The Council of Attorneys-General have decided to continue detaining children as young as 10 years old despite fierce lobbying by human rights and legal groups.
Currently, anywhere in Australia a child as young as 10 could be charged and detained, which is out of step with international standard of 14 years old.
It was hoped by human rights and legal groups that a meeting of attorneys-general from across the country yesterday would change that, however it was decided that the reform was not needed.
The council says they want to see more work done on what alternative arrangements would look like.
Following the meeting, New South Wales Attorney-General Mark Speakmean said incarcerating children in his state was not common and he isn’t convinced raising the age is needed.
The practice of detaining children as young as 10 years old has been slammed by many in the legal sector.

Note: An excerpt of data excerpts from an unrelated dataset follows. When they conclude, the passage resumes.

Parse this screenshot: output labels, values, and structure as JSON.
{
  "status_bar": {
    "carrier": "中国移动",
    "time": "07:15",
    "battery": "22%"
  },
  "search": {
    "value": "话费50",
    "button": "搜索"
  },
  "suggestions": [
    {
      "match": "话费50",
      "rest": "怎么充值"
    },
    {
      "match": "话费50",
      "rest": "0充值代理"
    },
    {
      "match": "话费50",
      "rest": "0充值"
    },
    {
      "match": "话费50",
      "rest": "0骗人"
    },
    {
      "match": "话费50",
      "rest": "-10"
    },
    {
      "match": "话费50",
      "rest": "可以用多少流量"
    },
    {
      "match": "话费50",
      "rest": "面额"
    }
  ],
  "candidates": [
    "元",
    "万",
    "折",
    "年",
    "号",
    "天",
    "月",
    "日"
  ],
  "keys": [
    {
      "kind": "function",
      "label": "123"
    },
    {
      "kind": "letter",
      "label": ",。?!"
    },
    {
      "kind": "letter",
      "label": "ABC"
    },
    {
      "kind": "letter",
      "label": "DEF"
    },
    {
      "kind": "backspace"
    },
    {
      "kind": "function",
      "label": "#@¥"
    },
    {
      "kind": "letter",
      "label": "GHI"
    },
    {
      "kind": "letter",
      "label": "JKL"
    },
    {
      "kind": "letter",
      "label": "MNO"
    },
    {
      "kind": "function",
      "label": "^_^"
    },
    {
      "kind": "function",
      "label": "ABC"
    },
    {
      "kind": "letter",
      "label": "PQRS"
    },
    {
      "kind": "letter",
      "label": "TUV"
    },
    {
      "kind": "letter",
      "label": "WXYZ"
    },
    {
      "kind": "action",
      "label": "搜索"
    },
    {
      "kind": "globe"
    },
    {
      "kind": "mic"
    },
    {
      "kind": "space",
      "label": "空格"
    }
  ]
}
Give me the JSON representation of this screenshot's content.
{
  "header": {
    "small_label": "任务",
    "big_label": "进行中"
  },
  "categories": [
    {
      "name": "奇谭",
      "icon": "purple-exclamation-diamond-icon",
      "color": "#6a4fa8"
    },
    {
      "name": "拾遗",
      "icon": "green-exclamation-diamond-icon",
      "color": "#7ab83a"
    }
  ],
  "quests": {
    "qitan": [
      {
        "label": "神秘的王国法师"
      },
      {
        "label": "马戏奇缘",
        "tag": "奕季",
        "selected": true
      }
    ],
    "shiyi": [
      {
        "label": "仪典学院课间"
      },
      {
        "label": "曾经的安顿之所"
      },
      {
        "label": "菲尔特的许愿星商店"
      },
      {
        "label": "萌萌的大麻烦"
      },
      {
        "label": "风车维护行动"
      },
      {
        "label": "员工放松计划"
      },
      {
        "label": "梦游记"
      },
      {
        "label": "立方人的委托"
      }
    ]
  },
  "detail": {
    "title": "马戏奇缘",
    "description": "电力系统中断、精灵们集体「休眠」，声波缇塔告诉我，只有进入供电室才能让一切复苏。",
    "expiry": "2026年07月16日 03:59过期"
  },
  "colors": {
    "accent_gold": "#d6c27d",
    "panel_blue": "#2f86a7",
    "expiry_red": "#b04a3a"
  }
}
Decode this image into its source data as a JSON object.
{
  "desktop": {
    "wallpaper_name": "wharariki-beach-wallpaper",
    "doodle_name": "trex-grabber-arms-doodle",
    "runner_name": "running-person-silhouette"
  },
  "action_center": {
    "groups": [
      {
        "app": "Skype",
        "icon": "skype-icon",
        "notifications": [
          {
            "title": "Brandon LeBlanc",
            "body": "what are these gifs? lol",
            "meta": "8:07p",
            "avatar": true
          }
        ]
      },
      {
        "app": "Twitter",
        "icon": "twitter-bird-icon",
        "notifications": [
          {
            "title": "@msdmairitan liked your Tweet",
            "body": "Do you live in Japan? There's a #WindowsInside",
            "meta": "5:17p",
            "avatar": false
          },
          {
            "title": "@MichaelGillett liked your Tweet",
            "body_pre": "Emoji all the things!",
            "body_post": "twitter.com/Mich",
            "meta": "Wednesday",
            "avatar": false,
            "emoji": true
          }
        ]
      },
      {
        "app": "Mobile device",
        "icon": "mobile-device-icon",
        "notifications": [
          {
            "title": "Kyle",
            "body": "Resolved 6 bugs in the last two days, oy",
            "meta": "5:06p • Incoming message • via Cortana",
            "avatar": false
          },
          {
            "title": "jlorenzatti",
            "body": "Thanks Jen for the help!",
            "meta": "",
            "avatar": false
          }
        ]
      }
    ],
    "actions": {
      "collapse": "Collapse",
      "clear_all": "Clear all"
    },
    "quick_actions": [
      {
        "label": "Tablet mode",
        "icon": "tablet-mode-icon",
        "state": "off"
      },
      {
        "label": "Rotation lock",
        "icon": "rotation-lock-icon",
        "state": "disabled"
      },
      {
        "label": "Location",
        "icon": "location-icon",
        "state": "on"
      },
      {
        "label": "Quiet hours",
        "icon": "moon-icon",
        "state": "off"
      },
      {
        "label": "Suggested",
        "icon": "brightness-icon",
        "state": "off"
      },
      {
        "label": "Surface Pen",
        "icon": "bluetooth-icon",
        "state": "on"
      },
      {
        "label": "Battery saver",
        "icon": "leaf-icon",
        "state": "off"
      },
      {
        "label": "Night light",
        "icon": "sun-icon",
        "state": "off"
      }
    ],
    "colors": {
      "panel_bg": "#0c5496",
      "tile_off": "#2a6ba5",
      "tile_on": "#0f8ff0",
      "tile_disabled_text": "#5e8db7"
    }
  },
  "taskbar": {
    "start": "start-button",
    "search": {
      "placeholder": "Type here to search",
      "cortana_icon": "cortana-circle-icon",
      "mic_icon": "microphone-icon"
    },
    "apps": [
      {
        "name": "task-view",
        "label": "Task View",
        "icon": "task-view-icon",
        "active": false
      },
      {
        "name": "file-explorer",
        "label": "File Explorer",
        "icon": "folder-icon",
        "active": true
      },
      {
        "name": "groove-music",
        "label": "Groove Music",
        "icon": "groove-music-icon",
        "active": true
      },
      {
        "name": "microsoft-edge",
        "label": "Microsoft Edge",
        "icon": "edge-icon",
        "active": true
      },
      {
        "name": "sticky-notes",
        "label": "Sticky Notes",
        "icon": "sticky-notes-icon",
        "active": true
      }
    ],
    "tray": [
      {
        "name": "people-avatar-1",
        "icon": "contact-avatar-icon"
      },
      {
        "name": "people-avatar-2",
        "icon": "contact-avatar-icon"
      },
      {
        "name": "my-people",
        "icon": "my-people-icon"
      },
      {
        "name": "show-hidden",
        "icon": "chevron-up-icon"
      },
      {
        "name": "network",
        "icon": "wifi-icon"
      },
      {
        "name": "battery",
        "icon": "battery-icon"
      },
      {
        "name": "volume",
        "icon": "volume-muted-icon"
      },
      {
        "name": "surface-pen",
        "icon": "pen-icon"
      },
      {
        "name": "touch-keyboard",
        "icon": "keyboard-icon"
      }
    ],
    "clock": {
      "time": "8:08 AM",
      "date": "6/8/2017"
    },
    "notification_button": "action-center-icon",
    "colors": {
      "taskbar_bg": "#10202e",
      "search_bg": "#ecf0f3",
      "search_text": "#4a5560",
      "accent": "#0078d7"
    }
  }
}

President of the Law Council of Australia, Pauline Wright says locking up children entrenches criminality and raising the age would be a step in breaking the cycle.
The head of the national peak for Indigenous legal services says children need better support and opportunities than being criminalised by the justice system.
Noongar woman and Executive Officer of the National Aboriginal and Torres Strait Islander Legal Services, Roxanne Moore says we need to change our approach to dealing with children coming in contact with the system.
Nyamal woman and psychologist, Tracey Westerman says the resources put into locking up children should go into intervention and support.